Click on pic to start slideshow


***

Pizza delivery dude just trapped me into listening to his 20-minute monologue on the dangers of living alone.

"When I live in Pakistan, I think, '81. I see this man with the bandages, very [gestures narrowness], you know? And he say, 'Don't come near me!' so I say, Okay. I go home, and I BLIND! And you know, I no eat for days! So scared, I was a student. My parents ask me, What happen? What happen? But I no say. I have wife; what I do now? I no eat! City, everything closed. And neighbours, they no help, you see, because sometime [shrugs] you have good neighbours. Sometime, you not.

"And you know that building across from you?" he continued. "I ask what happen to the guy, and his neighbour tell me he die already 8 days and nobody know! Seriously, think about it."

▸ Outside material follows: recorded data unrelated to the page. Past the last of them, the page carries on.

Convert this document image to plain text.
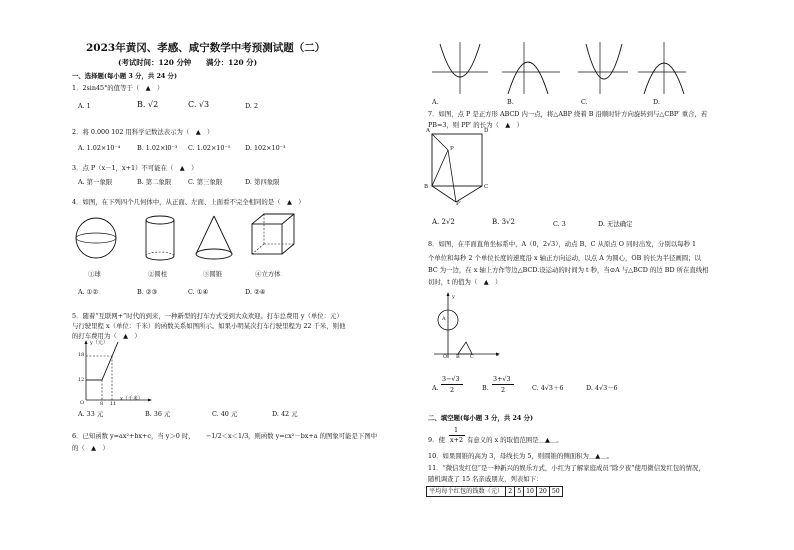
2023年黄冈、孝感、咸宁数学中考预测试题（二）
(考试时间：120 分钟　　满分：120 分)
一、选择题(每小题 3 分，共 24 分)
1．2sin45°的值等于（　▲　）
A. 1	B. √2	C. √3	D. 2
2．将 0.000 102 用科学记数法表示为（　▲　）
A. 1.02×10⁻⁴	B. 1.02×l0⁻³ C. 1.02×10⁻⁵ D. 102×10⁻³
3．点 P（x－1，x+1）不可能在（　▲　）
A. 第一象限	B. 第二象限	C. 第三象限	D. 第四象限
4．如图，在下列四个几何体中，从正面、左面、上面看不完全相同的是（　▲　）
①球	②圆柱	③圆锥	④立方体
A. ①②	B. ②③	C. ①④	D. ②④
5．随着“互联网+”时代的到来，一种新型的打车方式受到大众欢迎。打车总费用 y（单位：元）
与行驶里程 x（单位：千米）的函数关系如图所示。如果小明某次打车行驶里程为 22 千米，则他
的打车费用为（　▲　）
y（元）
18
12
O	8 11
x（千米）
A. 33 元	B. 36 元	C. 40 元	D. 42 元
6．已知函数 y=ax²+bx+c，当 y＞0 时， −1/2＜x＜1/3 ，则函数 y=cx²－bx+a 的图象可能是下图中
的（　▲　）
A.	B.	C.	D.
7．如图，点 P 是正方形 ABCD 内一点，将△ABP 绕着 B 沿顺时针方向旋转到与△CBP′ 重合，若
PB=3，则 PP′ 的长为（　▲　）
A	D
P
B	C
P′
A. 2√2	B. 3√2	C. 3	D. 无法确定
8．如图，在平面直角坐标系中，A（0，2√3），动点 B、C 从原点 O 同时出发，分别以每秒 1
个单位和每秒 2 个单位长度的速度沿 x 轴正方向运动，以点 A 为圆心，OB 的长为半径画圆；以
BC 为一边，在 x 轴上方作等边△BCD.设运动的时间为 t 秒，当⊙A 与△BCD 的边 BD 所在直线相
切时，t 的值为（　▲　）
y
A
O B C	x
A.
3−√3
2	B.
3+√3
2	C. 4√3＋6	D. 4√3－6
二、填空题(每小题 3 分，共 24 分)
9．使
1
x+2 有意义的 x 的取值范围是＿▲＿。
10．如果圆锥的高为 3，母线长为 5，则圆锥的侧面积为＿▲＿。
11．“微信发红包”是一种新兴的娱乐方式，小红为了解家庭成员“除夕夜”使用微信发红包的情况，
随机调查了 15 名亲戚朋友，列表如下：
平均每个红包的钱数（元）	2	5	10	20	50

"Thank you," I said with a nervous laugh. "I will get married just for you."

***

The Hitchcock exam went well. This chick in a cheap brown pashmina kept asking the professor for answers and hints before the test, so I interrupted and reminded her it was "an exam."

The class snickered.

"Well, hello? I have to know the characters' names!" she retorted.

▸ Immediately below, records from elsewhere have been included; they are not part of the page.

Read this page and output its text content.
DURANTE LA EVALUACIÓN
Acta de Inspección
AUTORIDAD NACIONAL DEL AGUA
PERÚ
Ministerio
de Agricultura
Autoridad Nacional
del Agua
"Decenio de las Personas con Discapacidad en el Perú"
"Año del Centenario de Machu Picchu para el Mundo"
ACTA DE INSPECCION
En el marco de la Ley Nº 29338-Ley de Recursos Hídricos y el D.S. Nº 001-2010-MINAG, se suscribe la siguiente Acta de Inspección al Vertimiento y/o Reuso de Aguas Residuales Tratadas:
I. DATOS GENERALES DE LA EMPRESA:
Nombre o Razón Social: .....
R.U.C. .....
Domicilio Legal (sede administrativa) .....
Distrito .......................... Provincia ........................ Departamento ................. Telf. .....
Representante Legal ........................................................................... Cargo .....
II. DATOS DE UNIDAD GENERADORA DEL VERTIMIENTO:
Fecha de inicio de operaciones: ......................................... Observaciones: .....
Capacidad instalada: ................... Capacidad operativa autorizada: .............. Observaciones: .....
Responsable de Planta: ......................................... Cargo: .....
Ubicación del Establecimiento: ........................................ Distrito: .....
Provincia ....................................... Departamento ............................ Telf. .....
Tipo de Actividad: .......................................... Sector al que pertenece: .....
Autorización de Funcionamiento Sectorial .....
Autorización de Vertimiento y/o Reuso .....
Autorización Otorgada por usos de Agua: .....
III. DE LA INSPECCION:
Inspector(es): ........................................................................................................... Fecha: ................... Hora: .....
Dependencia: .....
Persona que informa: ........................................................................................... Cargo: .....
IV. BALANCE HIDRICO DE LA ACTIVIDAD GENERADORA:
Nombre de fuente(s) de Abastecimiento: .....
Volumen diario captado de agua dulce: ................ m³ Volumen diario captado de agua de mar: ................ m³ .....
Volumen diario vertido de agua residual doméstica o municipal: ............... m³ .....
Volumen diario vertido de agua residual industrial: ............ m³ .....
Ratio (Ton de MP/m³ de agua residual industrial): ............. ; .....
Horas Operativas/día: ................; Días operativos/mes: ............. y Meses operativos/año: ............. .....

"Maybe you should've studied for them," I countered.

Rawr! That shut her up.

***

Ugh, spoke too soon. Men are men, they drink and braid hair. The ball might be in his court, but I'm walking off. While I'm trying to avoid the game, it's like I'm being suckered into it too. He looks at me longingly across the auditorium, stands oh-so closely after approaching, then walks away absent-mindedly to mingle with other girls before disappearing off somewhere. Mixed messages? Hell yes. He's just not that into me.

Next!

(Oh sure, they might've invited me out and I decided to leave them before they returned. But he didn't personally ask me; I don't want to get stuck playing the "get to know you" role alone. What a goof. Shyness, aloofness, they're both cowardess in cock-speak.)

(And yes, I do realize I'm doing the "reject him before he can reject me" thing. Stop judging!)

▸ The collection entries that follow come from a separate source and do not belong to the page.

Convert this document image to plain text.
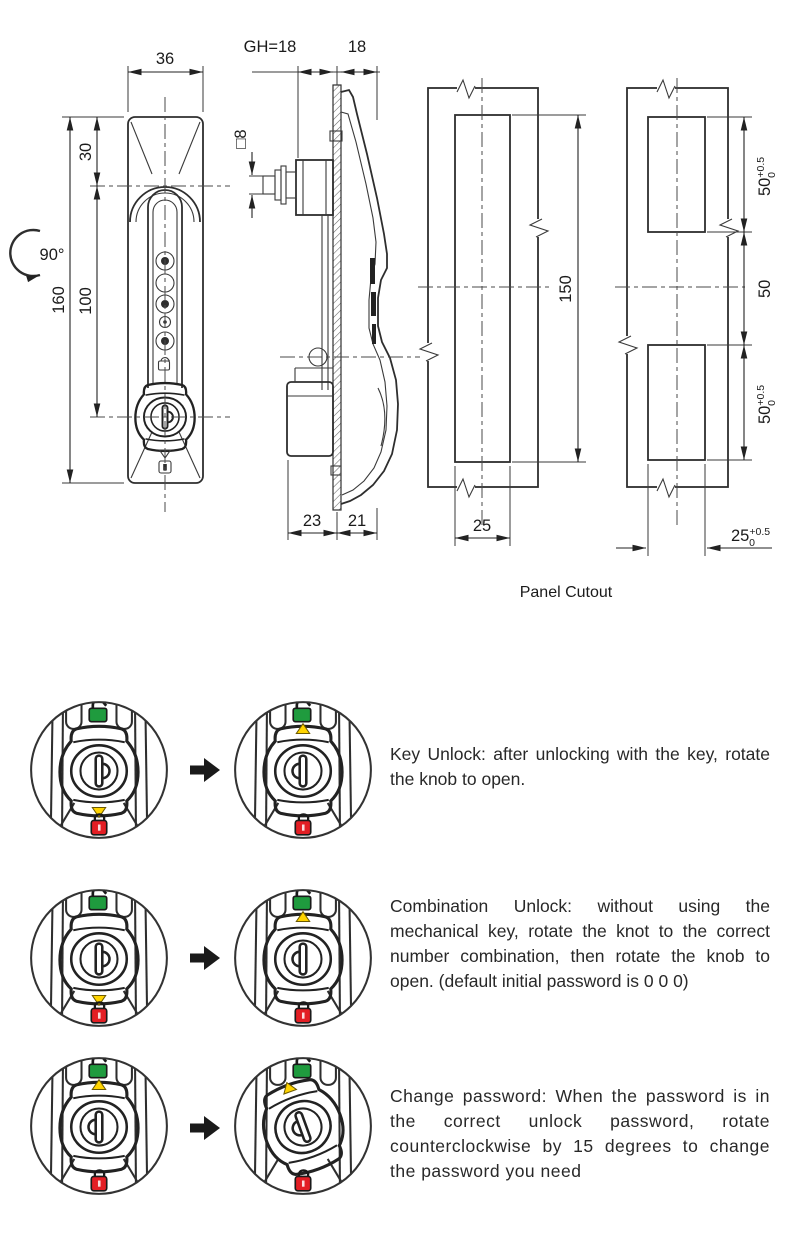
36
30
160 100
90°
GH=18	18
□8
23 21
150
25
$50^{+0.5}0$
50
$50^{+0.5}0$
$25^{+0.5}$ 0
Panel Cutout
Key Unlock: after unlocking with the key, rotate the knob to open.
Combination Unlock: without using the mechanical key, rotate the knot to the correct number combination, then rotate the knob to open. (default initial password is 0 0 0)
Change password: When the password is in the correct unlock password, rotate counterclockwise by 15 degrees to change the password you need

(Crappazoa! Maybe he has a girlfriend! Maybe THAT was his girlfriend!)

(Oh. My. 300 thread count. I was led on ... AGAIN!)

(I will snuggle up to Mondovino, The Prize Winner of Defiance, Ohio, American Splendor, The Syrian Bride, and Network this week because movies: they're dependably satisfying. Bah! Dating is for dummies. Boo~ jerks! Boo jerks 4ever! How's that crocheted on a tankini?)